第一話 そして、運命の夜がやってくる
「プリメーラ様。そろそろお世継ぎの方はいかがですか?」
はいきた。
二日ぶり、今月十回目のお世継ぎ催促いただきました。
この問いかけに対して、私はいつも王太子妃らしく、曖昧に微笑むだけ。
王太子であるレクサス様と結婚して、早一年。
今日まで仲睦まじく、それはそれは大切にされている。
夜会では片時も離れることはない。
茶会では、ふと視線を上げるたびに目が合う。
晩餐も、何もなければいつも一緒。
寝室も、寝台も同じ。
朝、目を開ければ、最初に見るのはレクサス様がお支度をされているお姿。
それなのに。
何を隠そう、わたくしたちは『白い結婚』をずっと続けている。
理由は、たぶん、わたくしのせい。
レクサス様はいつも「無理強いはしない」とおっしゃって、わたくしが眠るまで本を読んでいらっしゃる。
問題は、わたくしが。
異様なほど、寝つきが良い。
寝台に入って三分。意識がある。
五分。まだある……気がする。
七分。
おやすみなさいませ。
七分持ったならまだ長い方。
三秒で寝られる日もあるくらい。
気づけば朝。
レクサス様のご準備が始まっている音で目が覚める。
侍女たちは首をかしげ、担当医師は「大変健康的な睡眠です」と太鼓判を押す。
レクサス様はといえば、わたくしが眠るたびに「また落ちた」と苦笑いをされているようだが、わたくしはそのお顔を一度も見たことがない。
当たり前だ。
眠っているのだから。
夫婦仲が良いのは本当のこと。
ただ、お世継ぎだけは、わたくしの睡眠が邪魔をし続けている。
これが現状です。
お分かりいただけましたか、催促の皆さま。
そんなある日のこと。
「プリメーラ妃殿下……実は、殿下には、お心に想われているお方がいらっしゃるようで」
侍女のひとりが、おずおずと、しかし確かにそう言った。
……は?
「殿下が、ご自身で、そうおっしゃったと」
「は、はい。はっきりと、『愛する人がいる』と」
実は、前々から妙な噂は耳に届いていたのだ。
レクサス殿下には、ずっと心に秘めている、身分違いの思い人がいるらしい、と。
最初は「まさか」と笑い飛ばしていた。
けれど、こうも毎晩スルーされ続けると、嫌でも現実味が帯びてくるというもの。
きっと、レクサス様は今もその方のことが忘れられないのだわ。
わたくしとの結婚は、王太子としての義務。
だからせめてもの誠意として、昼間は優しく、仲睦まじい夫婦を演じてくれているに違いない。

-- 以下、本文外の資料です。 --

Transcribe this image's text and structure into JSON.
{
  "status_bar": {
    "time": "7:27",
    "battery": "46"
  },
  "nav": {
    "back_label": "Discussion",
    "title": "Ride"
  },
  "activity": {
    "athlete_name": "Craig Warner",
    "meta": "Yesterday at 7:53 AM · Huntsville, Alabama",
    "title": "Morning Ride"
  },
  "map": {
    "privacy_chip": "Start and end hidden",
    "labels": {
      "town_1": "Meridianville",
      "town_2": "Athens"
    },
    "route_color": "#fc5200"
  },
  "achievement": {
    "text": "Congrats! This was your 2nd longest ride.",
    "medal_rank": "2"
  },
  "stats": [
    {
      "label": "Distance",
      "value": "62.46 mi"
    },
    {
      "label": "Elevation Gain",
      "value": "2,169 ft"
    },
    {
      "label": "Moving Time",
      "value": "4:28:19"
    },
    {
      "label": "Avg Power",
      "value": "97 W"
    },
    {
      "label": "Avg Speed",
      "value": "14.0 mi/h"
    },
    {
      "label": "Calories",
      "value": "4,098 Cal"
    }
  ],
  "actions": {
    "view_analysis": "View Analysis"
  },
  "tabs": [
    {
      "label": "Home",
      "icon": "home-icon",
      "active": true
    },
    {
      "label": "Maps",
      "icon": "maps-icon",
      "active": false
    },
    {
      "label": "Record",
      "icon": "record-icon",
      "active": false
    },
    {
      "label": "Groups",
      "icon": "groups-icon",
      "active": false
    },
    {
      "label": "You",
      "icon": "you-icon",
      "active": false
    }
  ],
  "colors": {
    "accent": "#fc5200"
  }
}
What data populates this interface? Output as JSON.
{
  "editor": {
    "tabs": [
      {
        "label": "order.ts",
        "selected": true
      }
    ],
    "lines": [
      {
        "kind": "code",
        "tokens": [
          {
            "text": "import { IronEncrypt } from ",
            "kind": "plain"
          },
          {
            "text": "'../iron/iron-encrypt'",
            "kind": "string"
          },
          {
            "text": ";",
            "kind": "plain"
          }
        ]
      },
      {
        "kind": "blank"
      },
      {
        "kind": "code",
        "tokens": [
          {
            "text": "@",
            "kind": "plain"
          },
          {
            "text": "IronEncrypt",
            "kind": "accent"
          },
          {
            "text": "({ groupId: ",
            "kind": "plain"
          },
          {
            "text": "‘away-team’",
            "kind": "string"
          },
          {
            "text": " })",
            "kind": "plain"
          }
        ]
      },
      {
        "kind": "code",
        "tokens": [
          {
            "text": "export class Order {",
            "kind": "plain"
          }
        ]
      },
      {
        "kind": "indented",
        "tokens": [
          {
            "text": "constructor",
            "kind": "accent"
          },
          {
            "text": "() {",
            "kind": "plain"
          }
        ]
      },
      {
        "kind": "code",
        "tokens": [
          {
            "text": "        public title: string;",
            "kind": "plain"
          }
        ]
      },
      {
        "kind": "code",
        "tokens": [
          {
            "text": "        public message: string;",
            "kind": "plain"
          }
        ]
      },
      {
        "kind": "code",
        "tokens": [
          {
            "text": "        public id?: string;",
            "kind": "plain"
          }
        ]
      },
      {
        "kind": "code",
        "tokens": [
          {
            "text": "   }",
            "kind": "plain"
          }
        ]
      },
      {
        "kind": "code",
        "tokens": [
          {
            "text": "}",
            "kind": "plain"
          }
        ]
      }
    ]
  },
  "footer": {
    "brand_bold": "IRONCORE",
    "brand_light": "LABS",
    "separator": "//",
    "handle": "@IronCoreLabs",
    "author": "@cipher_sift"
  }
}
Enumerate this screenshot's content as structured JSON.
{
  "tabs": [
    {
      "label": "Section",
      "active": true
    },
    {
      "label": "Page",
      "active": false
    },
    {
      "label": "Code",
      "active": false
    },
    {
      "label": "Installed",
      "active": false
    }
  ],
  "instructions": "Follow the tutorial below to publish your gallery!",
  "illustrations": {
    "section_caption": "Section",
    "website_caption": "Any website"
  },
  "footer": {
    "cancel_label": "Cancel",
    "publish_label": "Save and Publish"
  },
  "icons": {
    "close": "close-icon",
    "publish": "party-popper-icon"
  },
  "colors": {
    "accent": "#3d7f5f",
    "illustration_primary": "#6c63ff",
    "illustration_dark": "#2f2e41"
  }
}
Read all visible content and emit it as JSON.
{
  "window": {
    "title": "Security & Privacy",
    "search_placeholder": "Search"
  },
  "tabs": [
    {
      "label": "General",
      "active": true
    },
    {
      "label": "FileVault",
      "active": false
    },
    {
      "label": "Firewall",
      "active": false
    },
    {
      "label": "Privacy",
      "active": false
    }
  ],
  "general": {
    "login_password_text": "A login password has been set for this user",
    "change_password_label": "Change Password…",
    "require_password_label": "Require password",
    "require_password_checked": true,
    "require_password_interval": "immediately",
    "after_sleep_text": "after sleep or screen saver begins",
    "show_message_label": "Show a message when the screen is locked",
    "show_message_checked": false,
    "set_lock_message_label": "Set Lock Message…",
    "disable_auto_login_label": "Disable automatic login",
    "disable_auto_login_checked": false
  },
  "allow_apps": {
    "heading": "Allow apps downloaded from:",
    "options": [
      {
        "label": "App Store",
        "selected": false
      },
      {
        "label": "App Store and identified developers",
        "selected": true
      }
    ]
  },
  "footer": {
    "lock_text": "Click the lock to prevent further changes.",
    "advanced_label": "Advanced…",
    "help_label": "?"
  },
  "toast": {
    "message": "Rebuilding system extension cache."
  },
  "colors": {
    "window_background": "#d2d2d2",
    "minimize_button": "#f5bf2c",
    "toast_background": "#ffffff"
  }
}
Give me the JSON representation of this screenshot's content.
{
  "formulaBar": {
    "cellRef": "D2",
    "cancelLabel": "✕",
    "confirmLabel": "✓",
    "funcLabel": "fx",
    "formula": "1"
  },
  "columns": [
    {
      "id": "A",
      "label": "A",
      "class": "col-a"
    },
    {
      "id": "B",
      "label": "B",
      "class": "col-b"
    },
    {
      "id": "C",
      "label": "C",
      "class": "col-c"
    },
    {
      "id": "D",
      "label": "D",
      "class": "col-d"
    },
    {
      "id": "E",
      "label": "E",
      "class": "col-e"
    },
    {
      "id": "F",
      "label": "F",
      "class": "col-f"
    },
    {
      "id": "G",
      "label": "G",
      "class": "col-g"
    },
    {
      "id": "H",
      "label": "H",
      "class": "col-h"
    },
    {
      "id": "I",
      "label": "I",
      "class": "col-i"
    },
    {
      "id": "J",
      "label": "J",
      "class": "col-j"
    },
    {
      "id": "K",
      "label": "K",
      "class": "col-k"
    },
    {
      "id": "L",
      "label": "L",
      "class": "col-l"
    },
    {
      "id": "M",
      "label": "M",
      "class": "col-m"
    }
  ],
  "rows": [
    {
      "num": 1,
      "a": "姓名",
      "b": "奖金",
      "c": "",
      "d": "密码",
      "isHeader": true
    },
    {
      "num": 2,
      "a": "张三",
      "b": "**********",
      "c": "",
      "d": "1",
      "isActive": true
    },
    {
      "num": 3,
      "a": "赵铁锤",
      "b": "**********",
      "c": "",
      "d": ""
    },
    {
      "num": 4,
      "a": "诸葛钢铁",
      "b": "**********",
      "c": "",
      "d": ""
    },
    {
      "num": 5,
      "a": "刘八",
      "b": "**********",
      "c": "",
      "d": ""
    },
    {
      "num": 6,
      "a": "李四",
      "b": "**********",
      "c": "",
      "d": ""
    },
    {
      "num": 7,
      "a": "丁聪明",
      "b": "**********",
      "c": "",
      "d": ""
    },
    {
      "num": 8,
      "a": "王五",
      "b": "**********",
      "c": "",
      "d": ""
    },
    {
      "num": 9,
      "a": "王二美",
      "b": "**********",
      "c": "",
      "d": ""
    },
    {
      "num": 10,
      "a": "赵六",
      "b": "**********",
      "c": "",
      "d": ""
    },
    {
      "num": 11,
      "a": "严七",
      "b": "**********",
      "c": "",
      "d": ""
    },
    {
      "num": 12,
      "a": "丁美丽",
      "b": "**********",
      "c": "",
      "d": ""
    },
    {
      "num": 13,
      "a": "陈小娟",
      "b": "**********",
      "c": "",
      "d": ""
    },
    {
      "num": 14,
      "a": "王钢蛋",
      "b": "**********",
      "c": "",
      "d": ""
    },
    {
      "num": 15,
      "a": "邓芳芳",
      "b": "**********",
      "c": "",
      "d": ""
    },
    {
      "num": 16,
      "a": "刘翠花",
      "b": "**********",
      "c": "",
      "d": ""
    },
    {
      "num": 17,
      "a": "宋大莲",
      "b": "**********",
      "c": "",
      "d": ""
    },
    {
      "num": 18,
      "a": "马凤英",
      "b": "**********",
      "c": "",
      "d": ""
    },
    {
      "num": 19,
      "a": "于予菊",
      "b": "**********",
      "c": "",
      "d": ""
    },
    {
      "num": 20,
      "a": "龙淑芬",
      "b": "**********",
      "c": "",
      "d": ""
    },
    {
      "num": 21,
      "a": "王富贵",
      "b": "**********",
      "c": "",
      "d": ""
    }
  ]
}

けれど、心までは裏切れないから、夜は頑なに一線を越えないのだ。
「なんて、健気で不憫なレクサス様……。でも、わたくしだって悲しいわ……っ」
一度ネガティブな妄想の沼にハマると、もう抜け出せない。
昼間の殿下の優しい笑顔を思い出すたび、胸が締め付けられるようにズキズキと痛む。
ショックのあまり、その日の晩餐はスープを二口すすっただけで、ほとんど喉を通らなかった。
「プリメーラ、どこか具合が悪いのか!?」
レクサス様がこの世の終わりみたいな顔で心配してくださったけれど、それが余計に切ない。
そして、運命の夜がやってくる。